Tasting Notes: How Max Richter turned Krug champagne into beautiful music
A remarkable new collaboration hopes to capture the sonic majesty of the 2008 vintage
- Words: Joseph Bullmore
- Photography: Krug
What does good champagne sound like? Not the pop of the cork (though is there a finer herald of good times than that?). Nor the fizzle of the foam or the steady sparkle of the bubbles. But on the palate; in the frontal cortex. “Come quickly, I’m tasting stars,” was the closest one of its originators was able to get to summing up champagne’s particular taste, its sensory essence — an example, as much as anything else, of the difficulties of describing the indescribable.

Three distinct expressions from a remarkable year, each interpreted through both wine and music.
Max Richter is better equipped than most for the challenge. Over 14 studio albums and countless film and television scores (would Hamnet have had its visceral beauty without Richter's strings?) he has soundtracked the lilting spectrum of human experience. Now, in partnership with Krug, he has released a suite of works that attempt somehow to capture the essence of three particular cuvées of champagne from a single year: Krug Clos d’Ambonnay 2008; Krug 2008; and Krug Grand Cuvée 164ème. This was a year, after all, in which “the harvest was described as exceptional and is considered one of the last truly classical northern climate years, marked by cool conditions, balanced contrasts and steady ripenings,” according to Krug Cellar Master Julie Cavil. It is a vintage that is both modern and current — and yet filled with a timeless classicism, she points out. Which might be the perfect descriptor, as it happens, of Richter’s own talent.

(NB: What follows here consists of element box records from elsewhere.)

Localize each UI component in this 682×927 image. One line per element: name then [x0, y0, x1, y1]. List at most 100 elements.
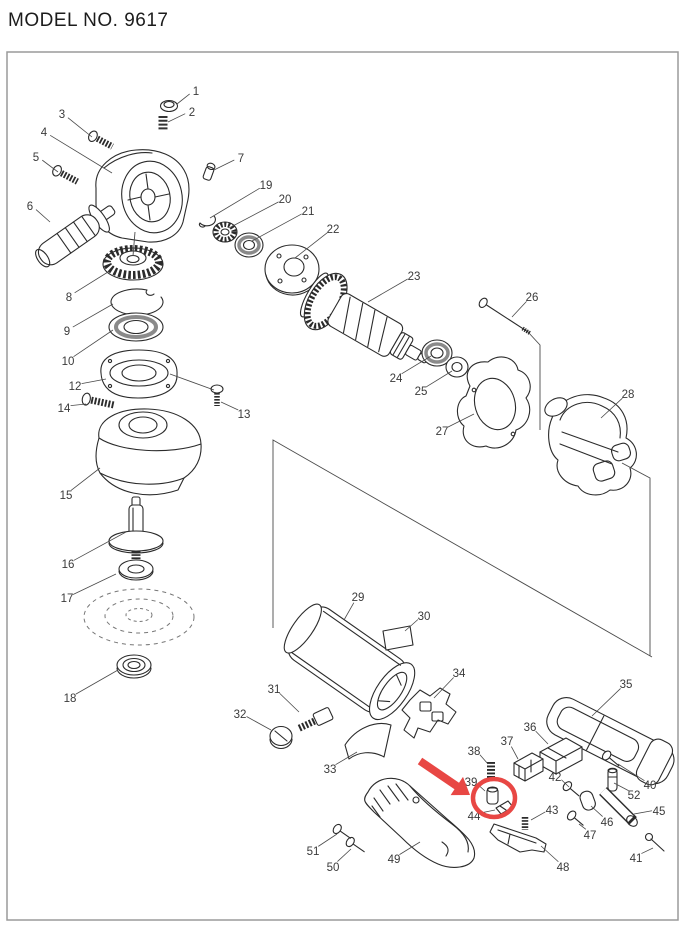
leader-line-part-30 — [404, 619, 419, 632]
leader-line-part-35 — [591, 688, 621, 717]
screw-part-3 — [88, 130, 114, 150]
part-label-23: 23 — [408, 271, 421, 283]
part-label-46: 46 — [601, 817, 614, 829]
inset-box-edge — [272, 439, 653, 658]
leader-line-part-8 — [74, 271, 109, 294]
armature-part-23 — [299, 272, 429, 364]
leader-line-part-47 — [578, 823, 587, 830]
leader-line-part-24 — [401, 355, 432, 375]
part-label-38: 38 — [468, 746, 481, 758]
tube-part-45 — [599, 787, 638, 827]
gear-part-20 — [212, 221, 238, 243]
part-label-43: 43 — [546, 805, 559, 817]
part-label-52: 52 — [628, 790, 641, 802]
retaining-ring-part-9 — [110, 288, 164, 316]
leader-line-part-26 — [511, 301, 527, 318]
leader-line-part-33 — [335, 751, 358, 766]
leader-line-part-41 — [641, 847, 654, 854]
screw-part-47 — [566, 810, 584, 826]
clip-part-19 — [198, 215, 216, 228]
part-label-13: 13 — [238, 409, 251, 421]
leader-line-part-27 — [447, 413, 475, 428]
part-label-6: 6 — [27, 201, 33, 213]
part-label-26: 26 — [526, 292, 539, 304]
part-label-17: 17 — [61, 593, 74, 605]
leader-line-part-40 — [617, 763, 645, 782]
leader-line-part-51 — [318, 833, 338, 847]
block-part-37 — [513, 752, 544, 782]
leader-line-part-19 — [209, 187, 260, 219]
part-label-42: 42 — [549, 772, 562, 784]
part-label-48: 48 — [557, 862, 570, 874]
part-label-9: 9 — [64, 326, 70, 338]
leader-line-part-2 — [167, 113, 186, 123]
screw-part-5 — [52, 165, 79, 185]
part-label-35: 35 — [620, 679, 633, 691]
diagram-frame-border — [6, 51, 679, 921]
handle-housing-part-49 — [364, 777, 476, 868]
leader-line-part-13 — [220, 401, 239, 411]
leader-line-part-15 — [70, 467, 101, 491]
leader-line-part-25 — [426, 370, 453, 388]
part-label-15: 15 — [60, 490, 73, 502]
part-label-31: 31 — [268, 684, 281, 696]
screw-part-51 — [332, 823, 351, 839]
leader-line-part-16 — [73, 531, 127, 561]
flange-part-22 — [264, 244, 320, 296]
switch-part-36 — [539, 737, 583, 775]
highlight-annotation — [417, 757, 518, 820]
grinding-wheel-outline — [83, 588, 195, 646]
leader-line-part-6 — [35, 209, 51, 223]
flange-to-screw13-line — [169, 373, 215, 391]
leader-line-part-42 — [561, 779, 570, 788]
leader-line-part-46 — [590, 805, 603, 817]
bearing-part-10 — [108, 312, 164, 342]
leader-line-part-9 — [72, 303, 114, 328]
part-label-18: 18 — [64, 693, 77, 705]
wheel-guard-part-15 — [95, 408, 202, 496]
part-label-51: 51 — [307, 846, 320, 858]
part-number-labels: 1234567891012131415161718192021222324252… — [27, 86, 666, 874]
part-label-1: 1 — [193, 86, 199, 98]
leader-line-part-45 — [633, 810, 653, 815]
screw-part-14 — [81, 392, 115, 409]
part-label-33: 33 — [324, 764, 337, 776]
part-label-16: 16 — [62, 559, 75, 571]
leader-line-part-48 — [540, 845, 559, 863]
pin-part-7 — [202, 162, 216, 181]
part-label-2: 2 — [189, 107, 195, 119]
part-label-4: 4 — [41, 127, 48, 139]
leader-line-part-29 — [343, 602, 355, 621]
part-label-27: 27 — [436, 426, 449, 438]
leader-line-part-3 — [67, 117, 93, 138]
leader-line-part-12 — [81, 378, 107, 385]
brush-cap-part-32 — [269, 725, 293, 749]
leader-line-part-49 — [399, 841, 421, 855]
baffle-plate-part-27 — [456, 356, 531, 449]
leader-line-part-5 — [42, 159, 59, 173]
screw-part-40 — [601, 750, 620, 767]
screw-part-50 — [345, 836, 365, 853]
sheet-part-33 — [344, 723, 392, 760]
motor-housing-part-29 — [283, 603, 416, 721]
leader-line-part-14 — [70, 403, 87, 407]
part-label-32: 32 — [234, 709, 247, 721]
part-label-19: 19 — [260, 180, 273, 192]
cylinder-part-52 — [607, 767, 618, 792]
leader-line-part-18 — [75, 669, 119, 695]
part-label-44: 44 — [468, 811, 481, 823]
inner-flange-part-17 — [118, 559, 154, 581]
part-label-8: 8 — [66, 292, 72, 304]
bolt-part-26 — [478, 297, 532, 336]
field-coil-part-28 — [544, 394, 637, 496]
part-label-39: 39 — [465, 777, 478, 789]
part-label-45: 45 — [653, 806, 666, 818]
leader-line-part-36 — [535, 730, 549, 745]
gear-housing-part-4 — [95, 149, 190, 243]
leader-line-part-32 — [246, 716, 272, 731]
red-circle-highlight — [470, 776, 518, 820]
page-title: MODEL NO. 9617 — [8, 10, 168, 31]
part-label-25: 25 — [415, 386, 428, 398]
name-plate-part-30 — [382, 625, 414, 651]
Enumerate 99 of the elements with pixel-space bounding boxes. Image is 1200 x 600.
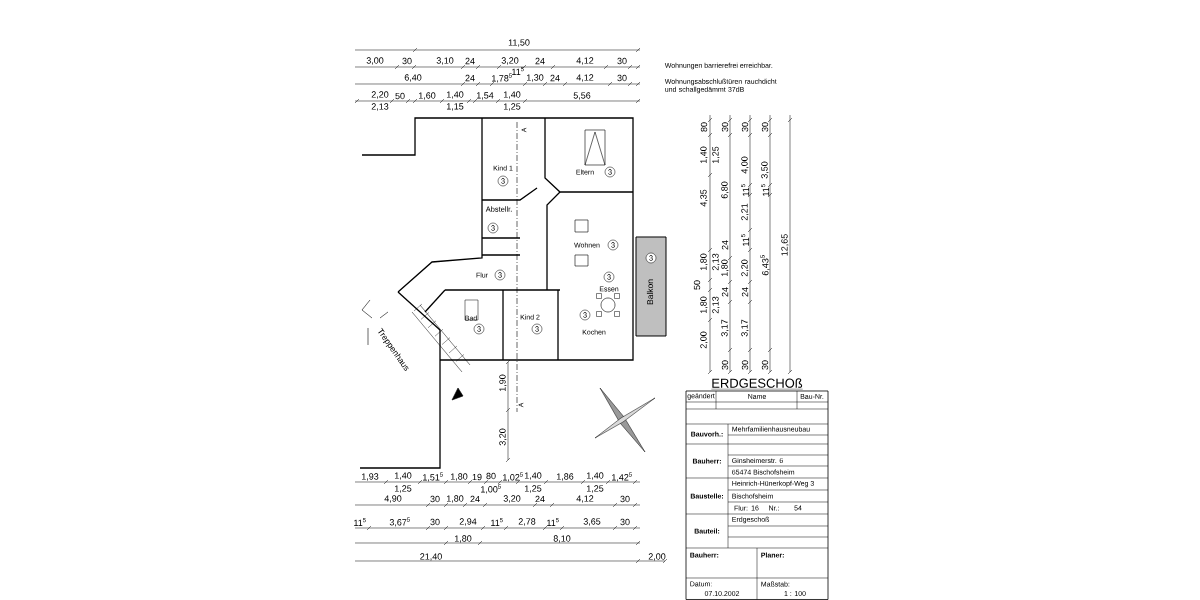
dimension-text: 19 — [472, 473, 482, 481]
dimension-text: 24 — [741, 287, 749, 297]
dimension-text: 11$^{5}$ — [354, 518, 366, 526]
dimension-text: 3,20 — [501, 57, 519, 65]
dimension-text: 1,15 — [446, 103, 464, 111]
dimension-text: 4,90 — [384, 495, 402, 503]
dimension-text: 11$^{5}$ — [491, 518, 503, 526]
dimension-text: 3,20 — [503, 495, 521, 503]
drawing-title: ERDGESCHOß — [711, 378, 803, 390]
dimension-text: 1,80 — [721, 259, 729, 277]
dimension-text: 1,25 — [586, 485, 604, 493]
dimension-text: 4,35 — [700, 189, 708, 207]
dimension-text: 1,80 — [700, 296, 708, 314]
dimension-text: 4,12 — [576, 74, 594, 82]
dimension-text: 2,21 — [741, 203, 749, 221]
dimension-text: 2,20 — [371, 91, 389, 99]
dimension-text: 11$^{5}$ — [547, 518, 559, 526]
dimension-text: 1,40 — [394, 472, 412, 480]
dimension-text: 2,13 — [371, 103, 389, 111]
dimension-text: 80 — [700, 122, 708, 132]
dimension-text: 1,54 — [476, 92, 494, 100]
room-label: Balkon — [646, 279, 654, 305]
dimension-text: 3,10 — [436, 57, 454, 65]
dimension-text: 24 — [721, 287, 729, 297]
dimension-text: 12,65 — [781, 234, 789, 256]
dimension-text: 6,80 — [721, 181, 729, 199]
dimension-text: 6,40 — [404, 74, 422, 82]
dimension-text: 30 — [430, 518, 440, 526]
dimension-text: 3,50 — [761, 161, 769, 179]
dimension-text: 1,93 — [361, 473, 379, 481]
dimension-text: 80 — [486, 472, 496, 480]
dimension-text: 30 — [402, 57, 412, 65]
dimension-text: 30 — [741, 122, 749, 132]
dimension-text: 24 — [535, 495, 545, 503]
dimension-text: 4,12 — [576, 57, 594, 65]
dimension-text: 1,25 — [524, 485, 542, 493]
dimension-text: 50 — [693, 280, 701, 290]
dimension-text: 30 — [721, 360, 729, 370]
dimension-text: 1,40 — [524, 472, 542, 480]
dimension-text: 1,25 — [712, 146, 720, 164]
dimension-text: 4,00 — [741, 156, 749, 174]
dimension-text: 2,78 — [518, 518, 536, 526]
dimension-text: 21,40 — [420, 553, 442, 561]
dimension-text: 11$^{5}$ — [741, 184, 749, 196]
dimension-text: 2,20 — [741, 259, 749, 277]
dimension-text: 30 — [741, 360, 749, 370]
dimension-text: 30 — [721, 122, 729, 132]
dimension-text: 1,02$^{5}$ — [503, 472, 523, 482]
dimension-text: 1,80 — [450, 473, 468, 481]
dimension-text: 30 — [620, 518, 630, 526]
dimension-text: 30 — [620, 495, 630, 503]
dimension-text: 3,17 — [721, 319, 729, 337]
dimension-text: 3,67$^{5}$ — [389, 517, 410, 527]
dimension-text: 1,60 — [418, 92, 436, 100]
dimension-text: 1,25 — [394, 485, 412, 493]
dimension-text: 1,80 — [454, 535, 472, 543]
dimension-text: 30 — [761, 122, 769, 132]
dimension-text: 1,80 — [700, 253, 708, 271]
dimension-text: 1,51$^{5}$ — [423, 472, 443, 482]
dimension-text: 50 — [395, 92, 405, 100]
dimension-text: 11$^{5}$ — [761, 184, 769, 196]
dimension-text: 30 — [617, 74, 627, 82]
dimension-text: 8,10 — [553, 535, 571, 543]
dimension-text: 1,40 — [503, 91, 521, 99]
dimension-text: 2,00 — [648, 553, 666, 561]
dimension-text: 3,65 — [583, 518, 601, 526]
dimension-text: 2,13 — [712, 296, 720, 314]
dimension-text: 30 — [617, 57, 627, 65]
dimension-text: 24 — [465, 57, 475, 65]
dimension-text: 4,12 — [576, 495, 594, 503]
dimension-text: 1,40 — [586, 472, 604, 480]
dimension-text: 24 — [721, 240, 729, 250]
dimension-text: 3,20 — [499, 428, 507, 446]
dimension-text: 1,86 — [556, 473, 574, 481]
dimension-text: 1,40 — [700, 146, 708, 164]
dimension-text: 2,00 — [700, 331, 708, 349]
dimension-text: 24 — [550, 74, 560, 82]
dimension-text: 6,43$^{5}$ — [760, 255, 770, 276]
dimension-text: 1,42$^{5}$ — [612, 472, 632, 482]
dimension-text: 24 — [535, 57, 545, 65]
dimension-text: 11$^{5}$ — [741, 234, 749, 246]
dimension-text: 2,94 — [459, 518, 477, 526]
dimension-text: 3,00 — [366, 57, 384, 65]
dimension-text: 30 — [430, 495, 440, 503]
dimension-text: 11$^{5}$ — [512, 67, 524, 75]
dimension-text: 2,13 — [712, 253, 720, 271]
dimension-text: 11,50 — [508, 39, 530, 47]
dimension-text: 5,56 — [573, 92, 591, 100]
dimension-text: 24 — [465, 74, 475, 82]
dimension-text: 1,40 — [446, 91, 464, 99]
dimension-text: 1,80 — [446, 495, 464, 503]
dimension-text: 1,30 — [526, 74, 544, 82]
dimension-text: 3,17 — [741, 319, 749, 337]
dimension-text: 1,00$^{5}$ — [481, 484, 501, 494]
dimension-text: 1,25 — [503, 103, 521, 111]
dimension-text: 30 — [761, 360, 769, 370]
dimension-text: 24 — [470, 495, 480, 503]
dimension-text: 1,78$^{5}$ — [492, 73, 512, 83]
dimension-text: 1,90 — [499, 374, 507, 392]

But how did the process begin? How do you turn tasting notes into musical ones? Richter began his creative process in the vineyards and the cellars, he says. “In a way, there was a big reservoir of experience to draw on.” The process of composition was like imagining “a parallel text.” Something that isn’t simply “descriptive” of the champagnes — but “also feels like them,” he says. “It’s a multisensory thing. It’s about the light, it's about texture; it's about time, the earth, the wind, the temperature that day; but also history, culture, people, and their intentions.” A great crushing together and blending of different elements and influences, perhaps — like ripe grapes, flushed with sunlight and sugar, being pressed for fermentation. Richter also brought his own memories of Krug to the mix, of course. It is his favourite champagne, and he jokes that all of his children were “Krug babies”.

Max Richter and Krug Cellar Master Julie Cavil in the vineyards, where the creative process first took shape.
This melding of so many different elements is clearly a complex task. “Like all creative things, it's quite hard to talk about,” Richter says. “You know, because we just sort of do it and we feel it.” The best way the composer seems able to describe the process is to say that he holds a particular feeling inside his head — and then composes his way towards it. If he feels the work is leading him away from the feeling then he discards it. If the work is pulling him closer to it, he keeps it, and doubles down. Naturally, it is a creative act that takes time. Which is where the parallels with champagne become particularly useful.

“There are bottles in the cellars there that are hundreds of years old,” Richter says of Krug’s historic maison. “As a cultural practice, [winemaking] is an expression of people in a place over time doing something. They have very specific aims. It's part science, it's part art. But there is a kind of classicism in it.” Like viticulture, he points out, “musical languages are things which have evolved over time.” Mozart might have used the same chord as Richter, but the intervening years — the shared cultural memory and wider context — may make it feel different when laid down in 2026. This is also true of winemaking. Vintages evolve underground and in the bottle, yes — but also when set against what comes before and after them; and the changing sensory elements and moments in which they are drunk.
Centuries of craftsmanship underpin the character of each Krug cuvée.
So what does Krug’s particular 2008 sound like? It would be foolhardy to attempt to describe it here, obviously, in tools as blunt as mere words. (Come quickly! I am writing champagne!) But it is worth saying that Richter’s music is as striking, as immediate, as inescapable, as embracing as the wine itself. And like the wine, it doesn’t need much context or education or intellectualising to really come to life, to mean something to an individual. In this way it is simple, almost, as the most beautiful things often are. Which does not mean it is easy — and nor should we want it to be. After all, as Cavil concludes: “nothing is more complex than making things seem effortless.”